When the movie Adipurush gets a backlash because of the liberties it takes with the dialogues in its telling of the Ramayana, you have to ask: just what is it that it is not being true to? In every retelling of the epic, something is added, interpreted or removed. Between Valmiki and Tulsidas, there is an enormous gulf of interpretation and both remain just as legitimate. The Ramayana is not a static text, it becomes relevant to the present because it allows for new authors to bring in their versions. It jumped mediums effortlessly, first with movies and then into television with the Ramanand Sagar version, which also is his vision of what the story should be. More have followed since then, until Adipurush.
The movie might be clumsy and silly but that is how the overwhelming number of movies that hit the screen in India are. That the way some characters speak reek too much of pedestrian Bollywood fare can’t be a basis for demanding that such a movie should never be made. Otherwise there can only be one version of the Ramayana but without specifying what that is. Perhaps the model being asked for is the Ramanand Sagar one, but what makes that the authentic one?
The irony here is that the filmmakers were catering to precisely the same people who are now against them. They made the rounds of the political and cultural personalities identified with Hindu leadership.
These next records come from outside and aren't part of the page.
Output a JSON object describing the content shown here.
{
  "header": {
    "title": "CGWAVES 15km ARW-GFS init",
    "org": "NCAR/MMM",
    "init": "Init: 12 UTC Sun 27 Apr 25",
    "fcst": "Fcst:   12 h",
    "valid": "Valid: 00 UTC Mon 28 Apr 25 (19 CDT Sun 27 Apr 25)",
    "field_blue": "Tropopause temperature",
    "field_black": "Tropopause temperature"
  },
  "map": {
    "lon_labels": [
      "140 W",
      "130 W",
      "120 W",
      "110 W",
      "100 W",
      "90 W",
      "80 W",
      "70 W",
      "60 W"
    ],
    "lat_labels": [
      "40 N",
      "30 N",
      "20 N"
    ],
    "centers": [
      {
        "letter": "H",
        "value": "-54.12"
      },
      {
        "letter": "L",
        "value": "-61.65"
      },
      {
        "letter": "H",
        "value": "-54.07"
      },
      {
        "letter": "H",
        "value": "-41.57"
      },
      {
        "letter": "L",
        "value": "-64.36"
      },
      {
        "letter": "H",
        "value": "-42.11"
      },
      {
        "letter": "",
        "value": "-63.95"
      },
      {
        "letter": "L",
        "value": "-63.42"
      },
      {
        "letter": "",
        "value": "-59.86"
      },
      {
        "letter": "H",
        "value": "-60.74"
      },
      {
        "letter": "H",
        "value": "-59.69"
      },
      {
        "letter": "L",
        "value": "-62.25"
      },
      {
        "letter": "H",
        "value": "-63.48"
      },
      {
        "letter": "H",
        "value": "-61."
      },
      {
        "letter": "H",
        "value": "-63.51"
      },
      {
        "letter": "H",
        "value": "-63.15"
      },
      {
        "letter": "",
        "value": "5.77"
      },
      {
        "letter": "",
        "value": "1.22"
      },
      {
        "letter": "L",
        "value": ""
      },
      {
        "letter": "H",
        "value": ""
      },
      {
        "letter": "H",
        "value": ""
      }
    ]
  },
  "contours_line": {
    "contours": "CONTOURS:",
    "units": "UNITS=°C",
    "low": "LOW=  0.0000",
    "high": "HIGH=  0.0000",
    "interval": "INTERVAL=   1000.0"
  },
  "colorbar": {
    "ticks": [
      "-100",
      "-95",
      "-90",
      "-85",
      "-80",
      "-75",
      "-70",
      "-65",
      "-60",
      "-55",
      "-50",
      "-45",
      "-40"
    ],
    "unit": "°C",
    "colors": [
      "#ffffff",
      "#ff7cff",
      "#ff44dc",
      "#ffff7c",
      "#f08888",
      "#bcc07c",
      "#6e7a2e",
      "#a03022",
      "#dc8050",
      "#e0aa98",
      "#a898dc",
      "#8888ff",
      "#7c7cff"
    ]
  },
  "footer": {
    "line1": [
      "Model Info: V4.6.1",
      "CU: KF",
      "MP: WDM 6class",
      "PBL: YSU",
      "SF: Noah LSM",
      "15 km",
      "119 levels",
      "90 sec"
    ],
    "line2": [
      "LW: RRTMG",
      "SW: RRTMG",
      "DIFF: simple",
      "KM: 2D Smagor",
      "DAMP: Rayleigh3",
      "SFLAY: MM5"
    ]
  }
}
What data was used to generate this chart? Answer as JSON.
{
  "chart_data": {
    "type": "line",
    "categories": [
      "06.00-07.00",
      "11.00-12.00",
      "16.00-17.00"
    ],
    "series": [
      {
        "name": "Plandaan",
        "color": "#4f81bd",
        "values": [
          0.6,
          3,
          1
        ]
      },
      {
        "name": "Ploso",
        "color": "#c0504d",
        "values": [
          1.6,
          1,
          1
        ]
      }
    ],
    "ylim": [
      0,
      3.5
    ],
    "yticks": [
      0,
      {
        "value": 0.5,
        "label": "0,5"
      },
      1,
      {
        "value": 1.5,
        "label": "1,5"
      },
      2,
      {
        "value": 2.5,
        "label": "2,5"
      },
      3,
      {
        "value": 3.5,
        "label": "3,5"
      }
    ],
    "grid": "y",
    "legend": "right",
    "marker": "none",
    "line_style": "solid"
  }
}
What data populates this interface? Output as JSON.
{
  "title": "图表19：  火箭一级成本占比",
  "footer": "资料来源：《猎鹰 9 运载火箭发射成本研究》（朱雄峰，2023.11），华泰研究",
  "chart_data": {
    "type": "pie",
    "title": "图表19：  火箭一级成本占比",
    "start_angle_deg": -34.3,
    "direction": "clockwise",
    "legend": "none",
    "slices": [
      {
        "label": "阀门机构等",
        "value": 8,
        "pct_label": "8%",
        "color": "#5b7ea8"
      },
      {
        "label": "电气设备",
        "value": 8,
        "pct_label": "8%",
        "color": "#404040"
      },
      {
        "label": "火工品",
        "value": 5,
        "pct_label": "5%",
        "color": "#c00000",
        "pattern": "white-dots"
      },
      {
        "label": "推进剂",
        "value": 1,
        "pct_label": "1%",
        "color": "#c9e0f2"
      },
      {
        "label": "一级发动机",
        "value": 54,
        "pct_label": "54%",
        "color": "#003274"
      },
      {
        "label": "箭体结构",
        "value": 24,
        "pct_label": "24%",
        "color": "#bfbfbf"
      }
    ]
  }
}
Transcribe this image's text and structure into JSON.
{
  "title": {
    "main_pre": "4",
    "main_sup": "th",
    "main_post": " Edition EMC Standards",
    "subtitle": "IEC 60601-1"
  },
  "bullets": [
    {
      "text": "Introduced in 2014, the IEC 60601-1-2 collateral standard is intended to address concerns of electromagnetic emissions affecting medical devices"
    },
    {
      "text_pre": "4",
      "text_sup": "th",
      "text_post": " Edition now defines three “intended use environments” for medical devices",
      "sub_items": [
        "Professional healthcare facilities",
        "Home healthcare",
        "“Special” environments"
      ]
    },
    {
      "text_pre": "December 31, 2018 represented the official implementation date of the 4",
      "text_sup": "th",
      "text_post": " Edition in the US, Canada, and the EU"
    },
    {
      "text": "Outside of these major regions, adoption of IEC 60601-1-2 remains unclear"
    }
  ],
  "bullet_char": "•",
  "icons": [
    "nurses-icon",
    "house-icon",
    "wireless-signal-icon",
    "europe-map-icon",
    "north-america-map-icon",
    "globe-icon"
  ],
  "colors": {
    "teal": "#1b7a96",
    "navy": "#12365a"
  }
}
They cosied up in the right direction on media and social media, said all the appropriate things. And, even now, there is hardly any claim that the dialogues outrightly insult the text, just that it is crass and, therefore, unworthy.
You can get a sense of how the tide has turned against Adipurush in bizarre headlines that say the movie made `400 crore, and how it has bombed despite acknowledging this number. Even the meaning of hits and flops can be relative once the public relations battle is lost. What this episode tells us most is what we have known all along—venture into areas like mythology or history with movies or books at your own risk. There is no predicting what is right or who will take offence.